Talk 4: Anatomical and functional organization of Exner’ area in writing and reading and its evolutionary basis
Yang Yang1,2, Min Xu3, Jiaojian Wang4; 1State Key Laboratory of Cognitive Science and Mental Health, Institute of Psychology, Chinese Academy of Sciences, Beijing, China, 2University of Chinese Academy of Sciences, Beijing, China, 3School of Psychology, Shenzhen University, Shenzhen, China, 4Yunnan Key Laboratory of Primate Biomedical Research, Kunming, China
Exner’s area is a functionally defined region of the motor cortex critical for writing and writing, yet its precise anatomical and functional localization and the origin of its specialization for written words remain poorly understood.
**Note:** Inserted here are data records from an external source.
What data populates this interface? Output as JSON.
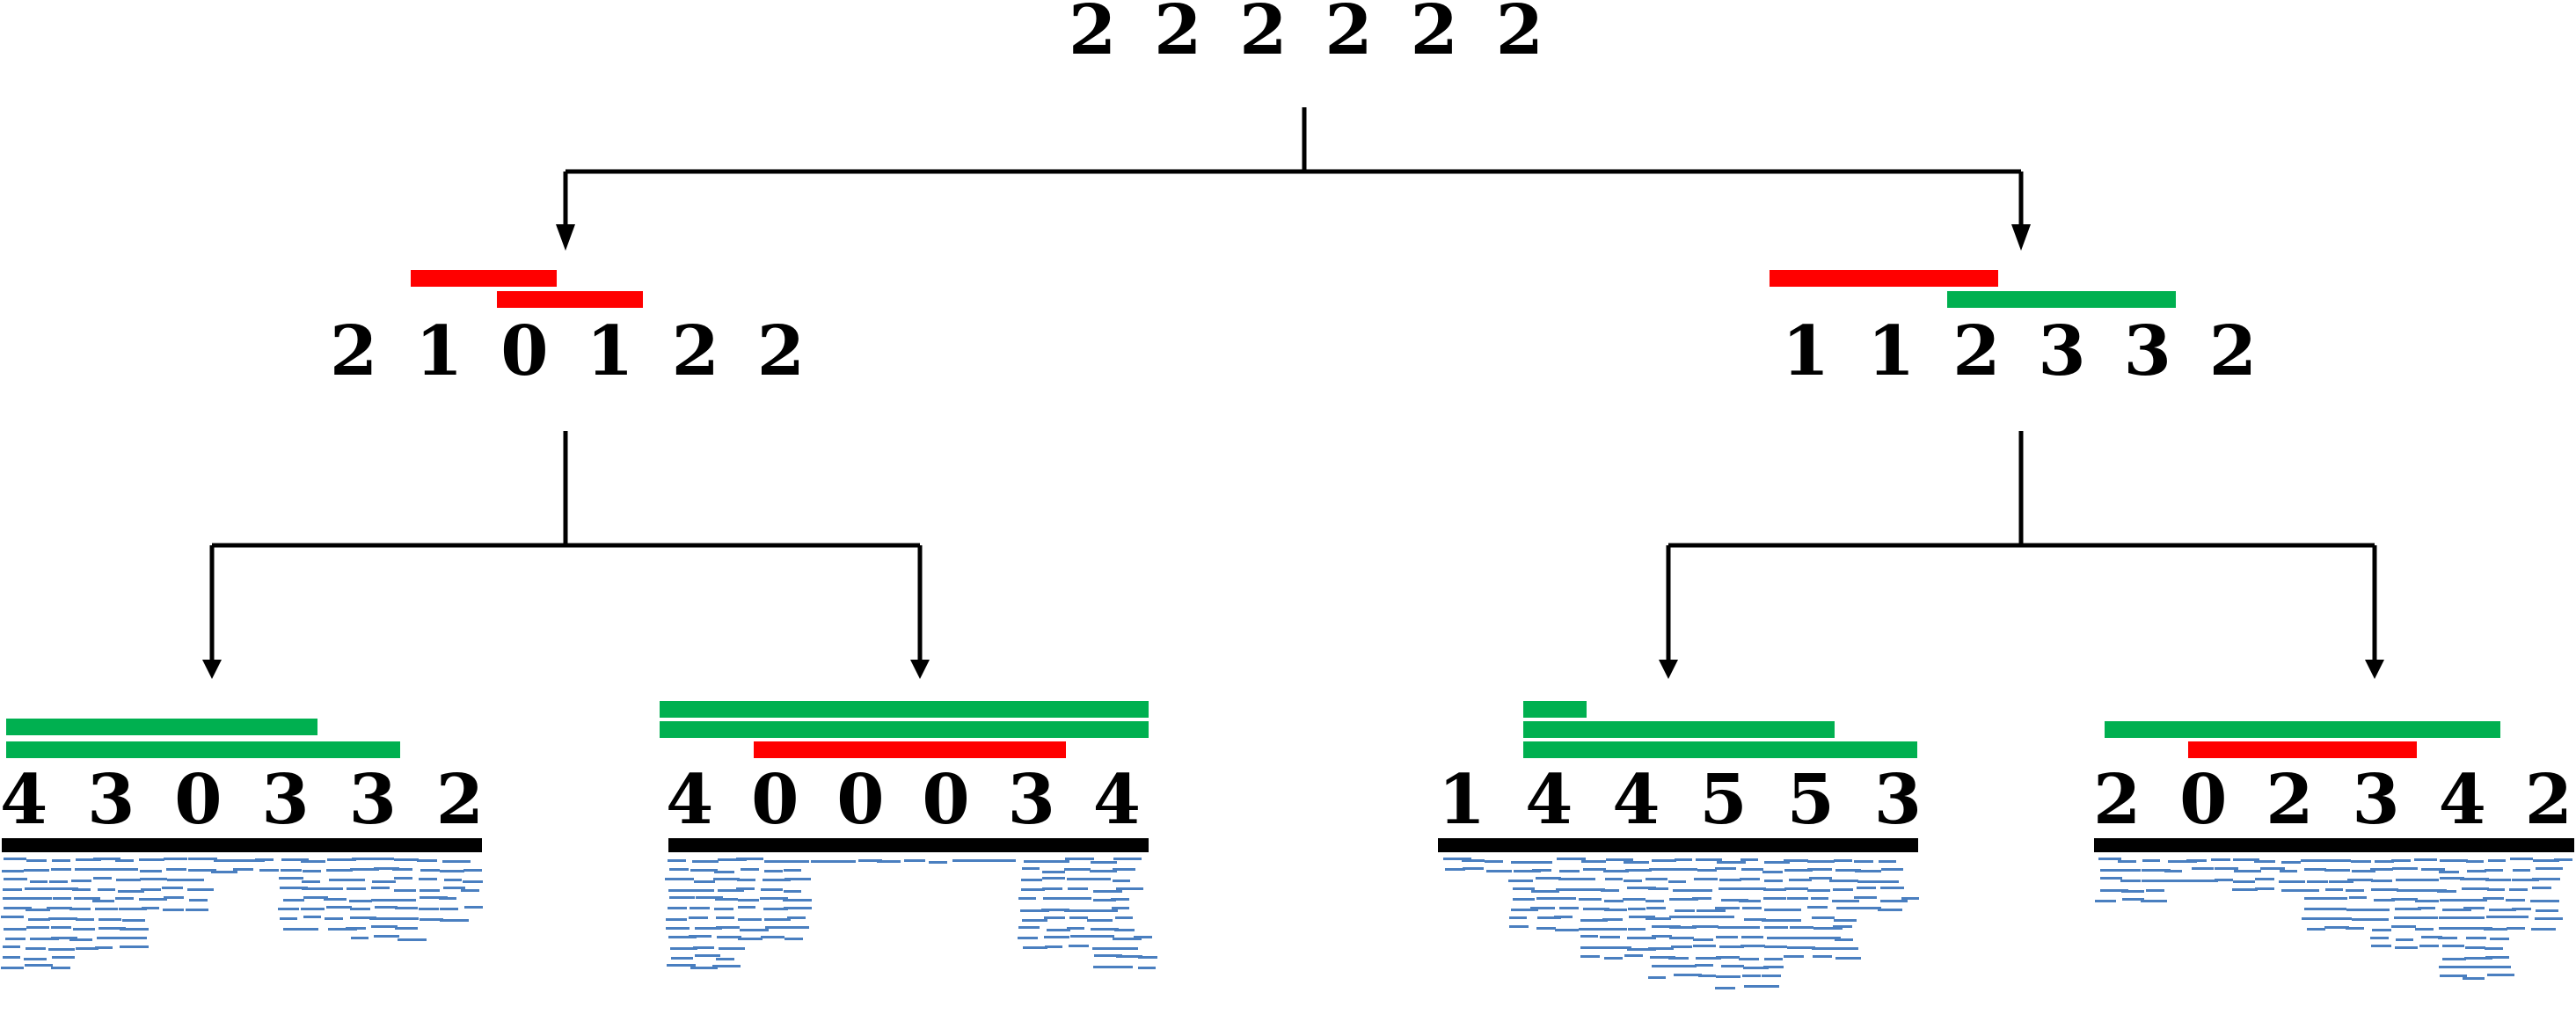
{
  "colors": {
    "green": "#00b050",
    "red": "#ff0000",
    "reads": "#4a7fc0",
    "line": "#000000"
  },
  "nodes": {
    "root": {
      "digits": [
        "2",
        "2",
        "2",
        "2",
        "2",
        "2"
      ],
      "bars": []
    },
    "left": {
      "digits": [
        "2",
        "1",
        "0",
        "1",
        "2",
        "2"
      ],
      "bars": [
        "red",
        "red"
      ]
    },
    "right": {
      "digits": [
        "1",
        "1",
        "2",
        "3",
        "3",
        "2"
      ],
      "bars": [
        "red",
        "green"
      ]
    },
    "leaf_ll": {
      "digits": [
        "4",
        "3",
        "0",
        "3",
        "3",
        "2"
      ],
      "bars": [
        "green",
        "green"
      ]
    },
    "leaf_lr": {
      "digits": [
        "4",
        "0",
        "0",
        "0",
        "3",
        "4"
      ],
      "bars": [
        "green",
        "green",
        "red"
      ]
    },
    "leaf_rl": {
      "digits": [
        "1",
        "4",
        "4",
        "5",
        "5",
        "3"
      ],
      "bars": [
        "green",
        "green",
        "green"
      ]
    },
    "leaf_rr": {
      "digits": [
        "2",
        "0",
        "2",
        "3",
        "4",
        "2"
      ],
      "bars": [
        "green",
        "red"
      ]
    }
  }
}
Using tractography-based parcellation, we identified two anterior–posterior subregions within Exner’s area in both adults and children (ages 9–11), revealing previously unrecognized anatomical heterogeneity. The two subregions exhibited distinctions in task-evoked activation during handwriting and reading task, as well as in resting state functional connectivity (RSFC). To further unveil evolutionary origins of Exner’s functional selectivity, we conducted cross-species comparisons of anatomical parcellation and RSFC between humans and macaques. Despite that macaques exhibit a similar anterior–posterior anatomical organization, humans exhibited greater RSFC between the anterior subregion and language-related regions relative to macaques. These findings suggest that Exner’s area is built upon an evolutionarily conserved anatomical scaffold, with human-specific network reconfiguration associated with written language specialization, supporting the neuronal recycling theory. Finally, using a transcriptome–neuroimaging approach, we identified genes associated with human-specific functional connectivity of the anterior subregion, pointing to a molecular basis for its functional selectivity. Together, this study identified the anatomical and functional heterogeneity of Exner’s area and human-specific subdivisions, significantly advancing our understanding of how this unique motor cortex region contributes to written language processing.